Stagge rebuscó entre sus papeles hasta que encontró la ficha concreta.
—Estuvo solo en sus dependencias desde las siete y media en adelante, de acuerdo con su propia declaración. Al parecer no está casado, y puede salir y entrar de su casa sin que su casera lo sepa.
—¿Dónde vive?
—En Snaghill. No lejos de aquí. Como la mayoría. En cualquier caso, Galbraith llamó por teléfono al capellán a las diez y media, para hablar de algo referido al orden de los asientos en el servicio religioso de esta mañana, y supo que se había producido algún pequeño contratiempo. Así que volvió a venir aquí para hablar con el doctor Stanford sobre ello, y estuvo con él desde las once menos cuarto hasta que se descubrieron los asesinatos. ¿Entiende lo que significa esto? Pues que Somers no pudo ser asesinado hasta justo después de las once…
Fen suspiró.
—Ya, ya… —dijo—. Ya entiendo lo que significa. Bueno, ¿y quiénes son los otros tres sospechosos a tiempo completo?
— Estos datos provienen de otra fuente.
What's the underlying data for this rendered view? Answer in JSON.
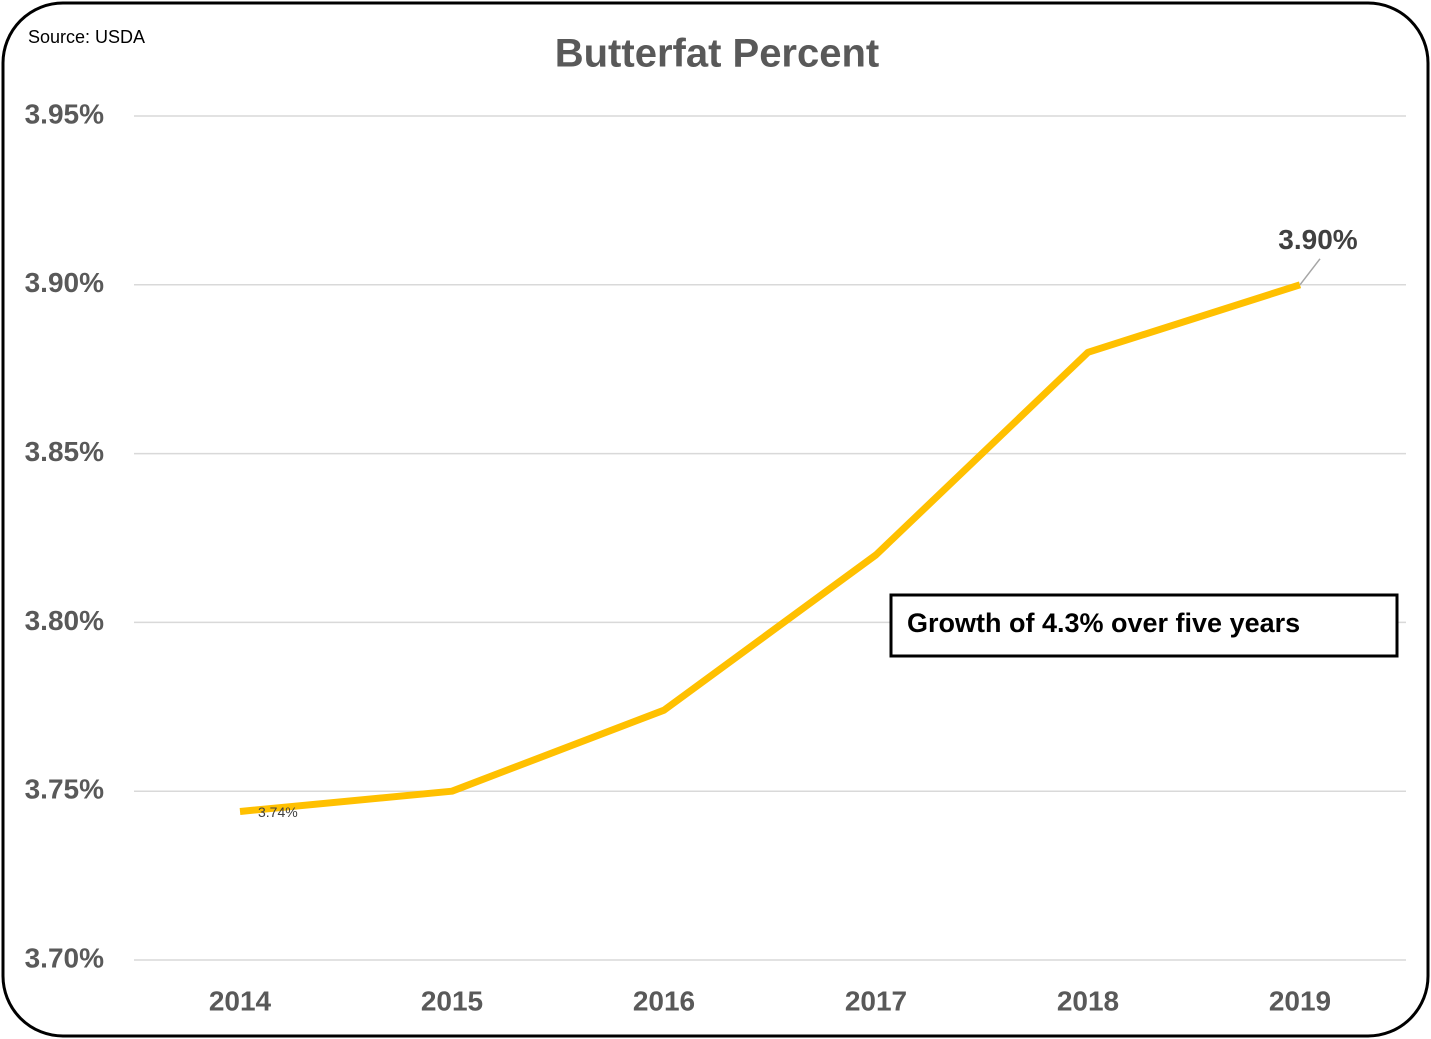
{
  "chart_data": {
    "type": "line",
    "title": "Butterfat Percent",
    "source": "Source: USDA",
    "annotation": "Growth of 4.3% over five years",
    "categories": [
      "2014",
      "2015",
      "2016",
      "2017",
      "2018",
      "2019"
    ],
    "values": [
      3.744,
      3.75,
      3.774,
      3.82,
      3.88,
      3.9
    ],
    "value_labels": [
      "3.74%",
      null,
      null,
      null,
      null,
      "3.90%"
    ],
    "color": "#FFC000",
    "ylim": [
      3.7,
      3.95
    ],
    "yticks": [
      {
        "value": 3.7,
        "label": "3.70%"
      },
      {
        "value": 3.75,
        "label": "3.75%"
      },
      {
        "value": 3.8,
        "label": "3.80%"
      },
      {
        "value": 3.85,
        "label": "3.85%"
      },
      {
        "value": 3.9,
        "label": "3.90%"
      },
      {
        "value": 3.95,
        "label": "3.95%"
      }
    ],
    "grid": true
  }
}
Stagge consultó otra vez sus papeles.
—Mathieson, para empezar.
—Ah, sí. El que dirige la obra de teatro…
—Justo. Estuvo en la reunión de los Fasti, para los eventos del último trimestre, con casi otra docena de personas, desde las nueve y media a las once menos cuarto. Luego regresó a su residencia solo, y según nos dice, llegó allí a las once. Pero no tenemos confirmación de ello.
—¿Dónde vive?
—Bastante cerca del profesor Love, de hecho. A apenas una milla, en realidad. Le habría costado llegar alrededor de un cuarto de hora. Pero la realidad es que pudo haber llegado a casa sin que nadie lo viera a cualquier hora antes de medianoche. Vive con una familia, de pupilo, un tipo de alojamiento muy raro por estas tierras, y estuvieron todos fuera hasta mediada la madrugada.
—Entiendo. El siguiente candidato, por favor.
—Philpotts —dijo Stagge—. Es el profesor de química que descubrió que habían reventado el armario del laboratorio. También estuvo en la reunión de los Fasti desde las nueve y media a las once menos cuarto. Luego se fue a casa solo, y según dice, llegó alrededor de las once menos cinco. Eso concuerda bien con la distancia, pero tampoco tenemos confirmación de su historia. Su mujer no estaba en casa, porque tuvo partida de bridge hasta muy pasada la medianoche, y sus hijos estaban ya durmiendo. Tiene ocho críos… —dijo Stagge con ánimo informativo—. Ocho, vaya —repitió, sorprendido ante una fecundidad tan descontrolada—. Y al parecer ninguno de ellos lo oyó llegar. Duerme en una habitación distinta de la de su mujer… (normal, con ocho críos…), así que el hecho, simplemente, es que nadie lo vio desde las once menos cuarto hasta la hora del desayuno, hoy por la mañana.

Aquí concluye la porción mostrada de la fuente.